Il y a les gens qui parlent.
Et il y a les gens qui agissent.

Entre les deux, il existe parfois un océan si vaste qu’on pourrait y perdre des continents entiers de promesses, quelques cargaisons de « je te jure » et deux ou trois Titanic d’intentions nobles. Le problème aujourd’hui, ce n’est pas que les gens mentent. Non. Le problème, c’est qu’ils parlent avec une conviction tellement spectaculaire qu’on finirait presque par applaudir la performance. Certains promettent comme d’autres respirent : naturellement, abondamment et sans la moindre conséquence morale. « Je serai toujours là. » « Tu peux compter sur moi. » « Je vais changer. » Bien sûr. Et moi, dès lundi, je deviens astronaute thérapeute pour dauphins dépressifs.

Il faut reconnaître une chose aux grands prétendants de ce monde : ils ont du talent. Un vrai. Celui de bâtir des cathédrales avec du brouillard. Ils excellent dans l’art du paraître, dans cette discipline olympique qui consiste à donner l’impression d’être profond alors qu’ils ont l’épaisseur émotionnelle d’une cuillère en plastique. Les pires, à mes yeux, resteront toujours ceux qui prétendent. Ceux qui veulent avoir l’air courageux sans jamais traverser le feu, généreux sans jamais rien donner, loyaux sans jamais rester. Ils portent leurs belles paroles comme des costumes sur mesure, espérant que personne ne remarque que les coutures craquent dès qu’il faut agir.

Et puis il y a cette étrange épidémie moderne : vouloir être admiré pour des choses qu’on ne fera jamais. Certains parlent de leurs ambitions comme des producteurs hollywoodiens présentent un blockbuster à cent millions de dollars… sauf qu’au bout du compte, le film ne sort jamais. Trop de paroles, pas de scénario. Ils annoncent des révolutions et disparaissent dès la première difficulté, laissant derrière eux un parfum bon marché de faux courage et d’excuses recyclées. Pourtant, les actes ont cette brutalité magnifique : ils révèlent tout. Ils arrachent les masques sans demander la permission. Les mots peuvent séduire, manipuler, hypnotiser même. Mais les actes… les actes ne mentent jamais très longtemps.

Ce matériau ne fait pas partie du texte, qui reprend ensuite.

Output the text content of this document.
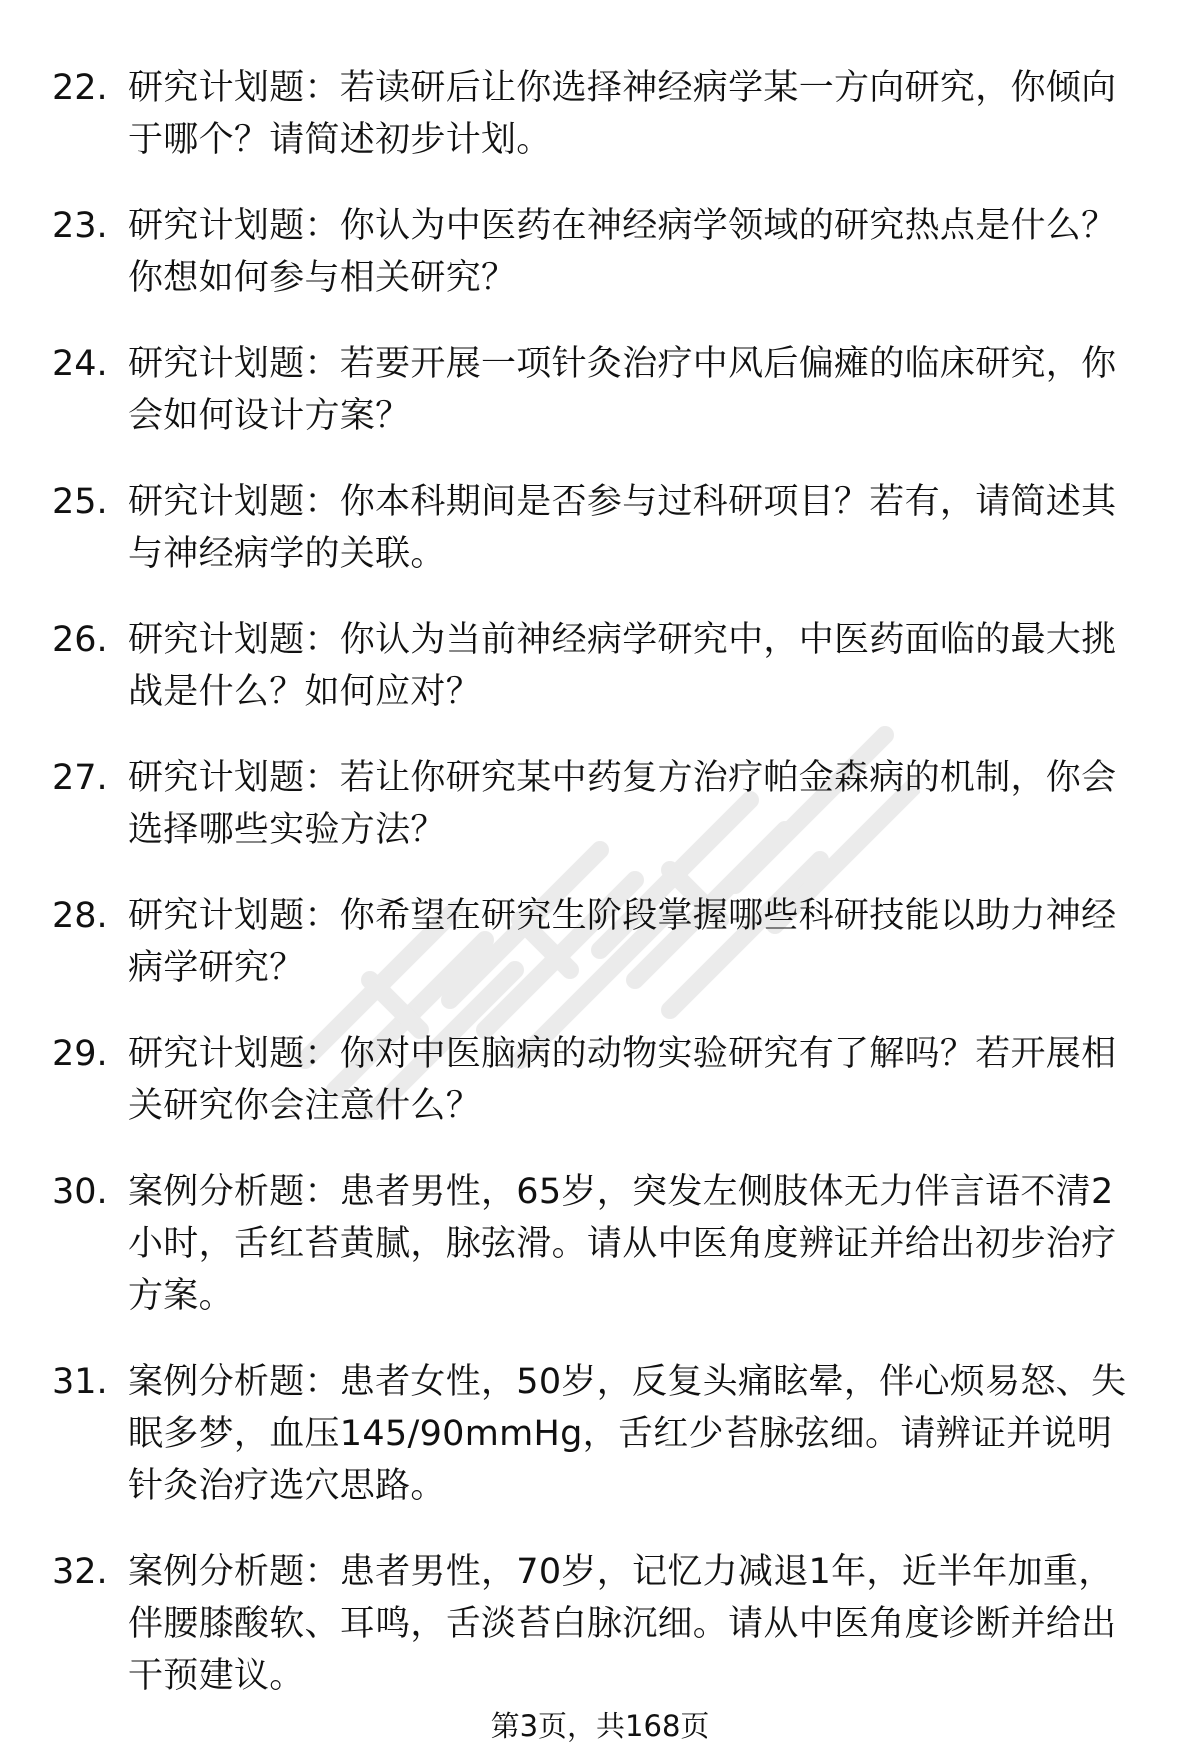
22. 研究计划题：若读研后让你选择神经病学某一方向研究，你倾向于哪个？请简述初步计划。
23. 研究计划题：你认为中医药在神经病学领域的研究热点是什么？你想如何参与相关研究？
24. 研究计划题：若要开展一项针灸治疗中风后偏瘫的临床研究，你会如何设计方案？
25. 研究计划题：你本科期间是否参与过科研项目？若有，请简述其与神经病学的关联。
26. 研究计划题：你认为当前神经病学研究中，中医药面临的最大挑战是什么？如何应对？
27. 研究计划题：若让你研究某中药复方治疗帕金森病的机制，你会选择哪些实验方法？
28. 研究计划题：你希望在研究生阶段掌握哪些科研技能以助力神经病学研究？
29. 研究计划题：你对中医脑病的动物实验研究有了解吗？若开展相关研究你会注意什么？
30. 案例分析题：患者男性，65岁，突发左侧肢体无力伴言语不清2小时，舌红苔黄腻，脉弦滑。请从中医角度辨证并给出初步治疗方案。
31. 案例分析题：患者女性，50岁，反复头痛眩晕，伴心烦易怒、失眠多梦，血压145/90mmHg，舌红少苔脉弦细。请辨证并说明针灸治疗选穴思路。
32. 案例分析题：患者男性，70岁，记忆力减退1年，近半年加重，伴腰膝酸软、耳鸣，舌淡苔白脉沉细。请从中医角度诊断并给出干预建议。
第3页，共168页
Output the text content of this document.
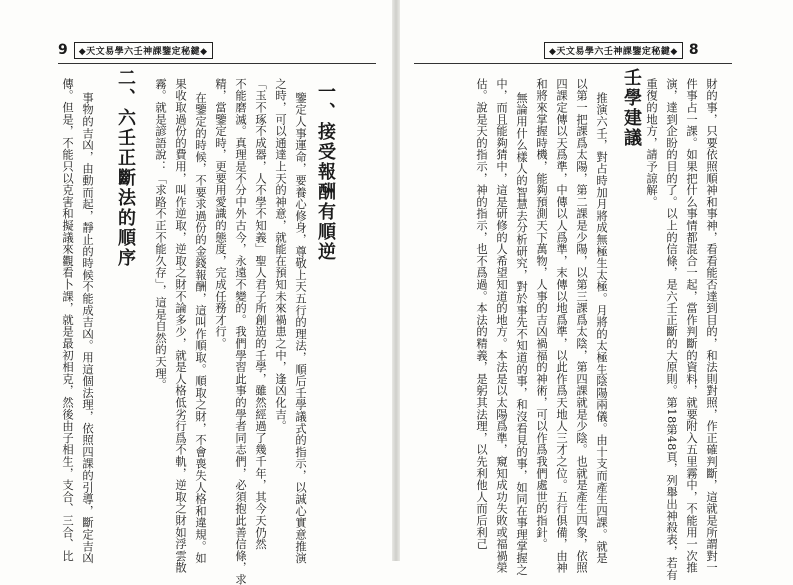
9	◆天文易學六壬神課鑒定秘鍵◆
一、接受報酬有順逆
鑒定人事運命，要養心修身，尊敬上天五行的理法，順后壬學議式的指示，以誠心實意推演
之時，可以通達上天的神意，就能在預知未來禍患之中，逢凶化吉。
「玉不琢不成器，人不學不知義」聖人君子所創造的壬學，雖然經過了幾千年，其今天仍然
不能磨滅。真理是不分中外古今，永遠不變的。我們學習此事的學者同志們，必須抱此善信條，求
精，當鑒定時，更要用愛識的態度，完成任務才行。
在鑒定的時候，不要求過份的金錢報酬，這叫作順取。順取之財，不會喪失人格和違規。如
果收取過份的費用，叫作逆取，逆取之財不論多少，就是人格低劣行爲不軌，逆取之財如浮雲散
霧。就是諺語說：「求路不正不能久存」，這是自然的天理。
二、六壬正斷法的順序
事物的吉凶，由動而起，靜止的時候不能成吉凶。用這個法理，依照四課的引導，斷定吉凶
傳。但是，不能只以克害和擬議來觀看卜課，就是最初相克，然後由子相生，支合、三合、比
◆天文易學六壬神課鑒定秘鍵◆ 8
財的事，只要依照順神和事神，看看能否達到目的，和法則對照，作正確判斷，這就是所謂對一
件事占一課。如果把什么事情都混合一起，當作判斷的資料，就要附入五里霧中，不能用一次推
演，達到企盼的目的了。以上的信條，是六壬正斷的大原則。第18第48頁，列舉出神殺表，若有
重復的地方，請予諒解。
壬學建議
推演六壬，對占時加月將成無極生太極。月將的太極生陰陽兩儀。由十支而產生四課。就是
以第一把課爲太陽，第二課是少陽，以第三課爲太陰，第四課就是少陰。也就是產生四象，依照
四課定傳以天爲準，中傳以人爲準，末傳以地爲準，以此作爲天地人三才之位。五行俱備，由神
和將來掌握時機，能夠預測天下萬物，人事的吉凶禍福的神術，可以作爲我們處世的指針。
無論用什么樣人的智慧去分析研究，對於事先不知道的事，和沒看見的事，如同在事理掌握之
中，而且能夠猜中，這是研修的人希望知道的地方。本法是以太陽爲準，窺知成功失敗或福禍榮
估。說是天的指示，神的指示，也不爲過。本法的精義，是躬其法理，以先利他人而后利己
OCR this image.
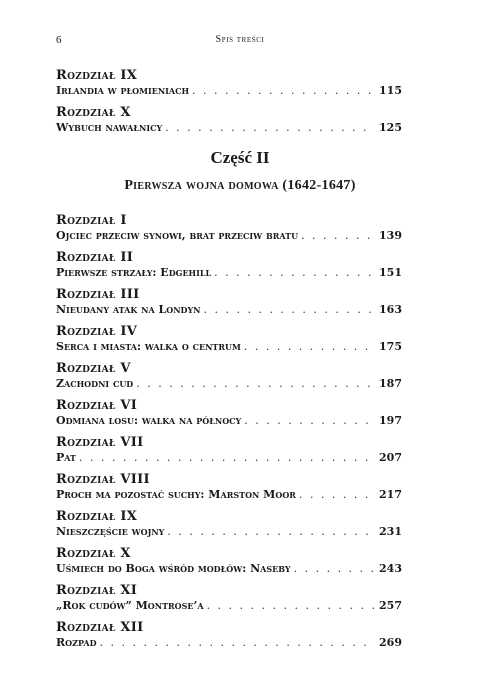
6	Spis treści
Rozdział IX
Irlandia w płomieniach . . .	115
Rozdział X
Wybuch nawałnicy . . .	125
Część II
Pierwsza wojna domowa (1642-1647)
Rozdział I
Ojciec przeciw synowi, brat przeciw bratu . . .	139
Rozdział II
Pierwsze strzały: Edgehill . . .	151
Rozdział III
Nieudany atak na Londyn . . .	163
Rozdział IV
Serca i miasta: walka o centrum . . .	175
Rozdział V
Zachodni cud . . .	187
Rozdział VI
Odmiana losu: walka na północy . . .	197
Rozdział VII
Pat . . .	207
Rozdział VIII
Proch ma pozostać suchy: Marston Moor . . .	217
Rozdział IX
Nieszczęście wojny . . .	231
Rozdział X
Uśmiech do Boga wśród modłów: Naseby . . .	243
Rozdział XI
„Rok cudów” Montrose’a . . .	257
Rozdział XII
Rozpad . . .	269
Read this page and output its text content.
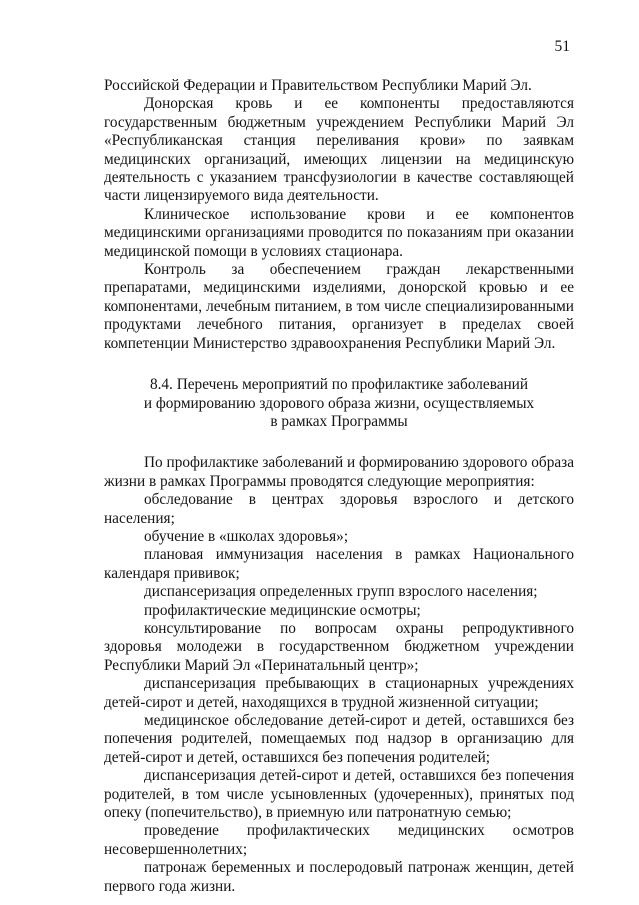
51

Российской Федерации и Правительством Республики Марий Эл.

Донорская кровь и ее компоненты предоставляются государственным бюджетным учреждением Республики Марий Эл «Республиканская станция переливания крови» по заявкам медицинских организаций, имеющих лицензии на медицинскую деятельность с указанием трансфузиологии в качестве составляющей части лицензируемого вида деятельности.

Клиническое использование крови и ее компонентов медицинскими организациями проводится по показаниям при оказании медицинской помощи в условиях стационара.

Контроль за обеспечением граждан лекарственными препаратами, медицинскими изделиями, донорской кровью и ее компонентами, лечебным питанием, в том числе специализированными продуктами лечебного питания, организует в пределах своей компетенции Министерство здравоохранения Республики Марий Эл.

8.4. Перечень мероприятий по профилактике заболеваний
и формированию здорового образа жизни, осуществляемых
в рамках Программы

По профилактике заболеваний и формированию здорового образа жизни в рамках Программы проводятся следующие мероприятия:

обследование в центрах здоровья взрослого и детского населения;

обучение в «школах здоровья»;

плановая иммунизация населения в рамках Национального календаря прививок;

диспансеризация определенных групп взрослого населения;

профилактические медицинские осмотры;

консультирование по вопросам охраны репродуктивного здоровья молодежи в государственном бюджетном учреждении Республики Марий Эл «Перинатальный центр»;

диспансеризация пребывающих в стационарных учреждениях детей-сирот и детей, находящихся в трудной жизненной ситуации;

медицинское обследование детей-сирот и детей, оставшихся без попечения родителей, помещаемых под надзор в организацию для детей-сирот и детей, оставшихся без попечения родителей;

диспансеризация детей-сирот и детей, оставшихся без попечения родителей, в том числе усыновленных (удочеренных), принятых под опеку (попечительство), в приемную или патронатную семью;

проведение профилактических медицинских осмотров несовершеннолетних;

патронаж беременных и послеродовый патронаж женщин, детей первого года жизни.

Moi, quand je dis, je fais. Et quand je dis ce que je pense, c’est précisément parce que je le pense. Pas pour être aimée. Pas pour séduire une galerie de spectateurs affamés de belles phrases. Pas pour récolter des applaudissements polis de gens qui confondent sincérité et stratégie sociale. Je ne collectionne pas les validations comme d’autres collectionnent des bouteilles vides ou des promesses sans lendemain. Les mots, pour moi, ne sont pas des accessoires de scène. Ils engagent. Ils portent un poids. Une responsabilité. Alors oui, je préfère le poids parfois brutal de la sincérité au confort tiède des faux-semblants. Parce qu’au moins, la vérité laisse des traces réelles, pas des illusions parfumées. Elle dérange parfois. Elle secoue. Elle casse quelques miroirs au passage. Tant mieux. Je me méfierai toujours davantage des gens qui arrangent leurs vérités pour rester aimés que de ceux qui assument la leur au risque de déplaire. La vérité n’a jamais été conçue pour être décorative. Elle n’est pas là pour embellir les salons ou flatter les égos fragiles. Elle est là pour révéler. Et ceux qui vivent dans le théâtre permanent des apparences détestent profondément qu’on allume les lumières.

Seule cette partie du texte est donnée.